Once again, beneficial ownership information reporting can wait under FinCEN's Corporate Transparency Act (CTA).
On December 23, 2024, the motion panel of the U.S. Court of Appeals for the Fifth Circuit issued a stay of the nationwide injunction issued by the U.S. District Court for the Eastern District of Texas. The stay lifted the pause on filing beneficial ownership information (BOI) reports required under the Financial Crimes Enforcement Network (FinCEN).
A few days later, on December 26, 2024, the merits panel of the Fifth Circuit vacated the stay of the nationwide injunction issued by the Eastern District of Texas. Consequently, the deadlines for filing BOI reports are currently enjoined and cannot be enforced.

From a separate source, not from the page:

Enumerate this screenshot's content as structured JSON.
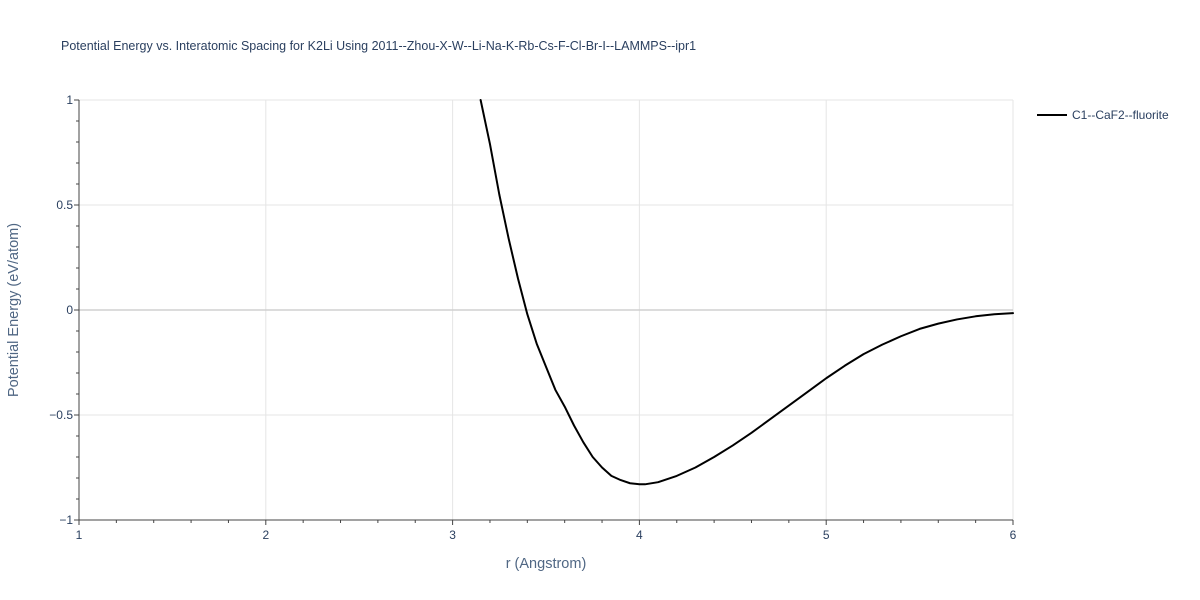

The December 26th decision by the merits panel of the Fifth Circuit creates uncertainty regarding future enforcement of the Corporate Transparency Act. As of now, reporting companies are not required to file BOI reports, but may voluntarily choose to report.
On December 31, 2024, the U.S. Department of Justice appealed to the U.S. Supreme Court, filing an emergency application to stay the injunction or narrow its application to the plaintiffs in the original case. On January 3, 2025, Justice Samuel Alito set a swift deadline of January 10, 2025, for the plaintiffs to submit their responsive pleadings to the government's motion.
Justice Alito could then deny the motion for a stay, and the injunction would remain in effect, grant the motion resulting in nationwide compliance obligations, or narrow the injunction to apply only to the parties in the original case.
Another possibility is that the injunction issued by the Eastern District of Texas could be lifted or impacted by a decision in the U.S. Court of Appeals for the Eleventh Circuit, which is currently reviewing a similar case on appeal.
However, as of now, reporting companies are not required to file BOI reports, but companies should remain prepared for potential future compliance obligations. When the injunction was previously lifted, FinCEN provided brief “grace periods” for reporting companies to comply with filings. It would, therefore, be reasonable to expect FinCEN to provide these "grace periods" again if SCOTUS lifts the injunction, but it is not guaranteed.